Our developer guides and APIs have a home of their own now.

Actual behavior

The markdown snipped is being reprocessed at:

**Our **\_**developer**\_\*\* guides\*\* and APIs have a home of their own now.

Runtime

Node v14

Package manager

yarn v2

OS

Linux, macOS

Build and bundle tools

esbuild

Answer 1 · 2021-11-29T15:01:54.000Z

To provide a bit more context, in our application users can select text which leading/trailing spaces and format it as bold/italic, basically something like:

hello<bold> world </bold>!

It was leading to issues when generating markdown with remark, because the following is not a valid markdown:

hello** world **!

So we implemented a custom logic to trim the inner content and move the spaces outside the bold/italic and other marks.

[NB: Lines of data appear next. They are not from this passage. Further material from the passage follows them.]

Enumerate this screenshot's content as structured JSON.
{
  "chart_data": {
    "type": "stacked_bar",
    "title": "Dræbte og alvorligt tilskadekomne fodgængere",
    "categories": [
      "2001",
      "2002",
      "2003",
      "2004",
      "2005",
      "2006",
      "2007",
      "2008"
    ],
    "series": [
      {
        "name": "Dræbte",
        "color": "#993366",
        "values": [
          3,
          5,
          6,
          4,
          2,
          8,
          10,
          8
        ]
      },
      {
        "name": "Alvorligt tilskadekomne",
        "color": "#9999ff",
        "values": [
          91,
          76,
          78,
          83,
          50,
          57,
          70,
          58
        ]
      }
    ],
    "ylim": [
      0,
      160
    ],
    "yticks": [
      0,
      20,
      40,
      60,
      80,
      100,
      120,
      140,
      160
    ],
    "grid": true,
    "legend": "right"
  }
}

But it can lead to more complex tree and remark generated the following markdown:

**Our **_**developer**_** guides** and APIs have a home of their own now.

that it can't parse after.

I'm seeing 2 issues:

remark should probably trim the inner content of bold/italic/code to avoid generating invalid markup(ex it should generate **world** instead of ** world **.
remark cannot parse this markdown that works on GitHub

Answer 2 · 2021-11-29T15:09:06.000Z

Likely related to syntax-tree/mdast-util-to-markdown#12

Answer 3 · 2021-11-29T15:57:48.000Z

remark should probably trim the inner content of bold/italic/code to avoid generating invalid markup(ex it should generate **world** instead of ** world **.

I dunno on the first point. Your code here is generating an object model that is impossible to make with markdown syntax. Take the DOM:

p = document.createElement('p')
h1 = document.createElement('h1')
h1.textContent = 'Hi!'
p.append(h1)

p.outerHTML // "<p><h1>Hi!</h1></p>"

d = document.createElement('div')
d.innerHTML = p.outerHTML;
d.outerHTML // "<div><p></p><h1>Hi!</h1><p></p></div>"

Especially with a vague language like markdown, I think there will always be cases that can easily be represented by JSON but are impossible to serialize/parse.

If you’re generating **Our **_**developer**_** guides**, why not generate **Our _developer_ guides** instead?

remark cannot parse this markdown that works on GitHub

Sure! Minimal repro: *a *__*b*__* c*

Answer 4 · 2021-11-29T17:10:43.000Z

Especially with a vague language like markdown, I think there will always be cases that can easily be represented by JSON but are impossible to serialize/parse.

Yes, I was wondering if the case of trimming spaces in bold/italic should be something handled by remark or not. Maybe it's something we can implement as a plugin, similar to the rehype-minify-whitespace.

Because I can imagine the confusion when the following tree generates an invalid markdown:

{
    type: 'paragraph',
    children: [
        {
            type: 'strong',
            children: [
                {
                    type: 'text',
                    value: 'Hello ',
                },
            ],
        }
    ]
}

If you’re generating Our developer guides, why not generate Our developer guides instead?

Yes, I'm looking at improving this on our side in our step which is going from our AST into the remark AST.

Answer 5 · 2021-11-29T17:25:08.000Z

What do you care most about? That it’s readable markdown? Or that it works?
Because readable would always have such problems (also in Chinese and other languages).

There might be something to be done in CommonMark, e.g., <-** a **-> or so might be possible (although this looks horrible). A character to force them to open or close even when they currently can’t.

And a plugin as you mention might indeed be useful to a lot of folks.

Alternatively, inject HTML instead. <b>, <i> and such?

Answer 6 · 2022-02-04T13:34:37.000Z

I came up with a way to do it, I think: syntax-tree/unist#60 (comment).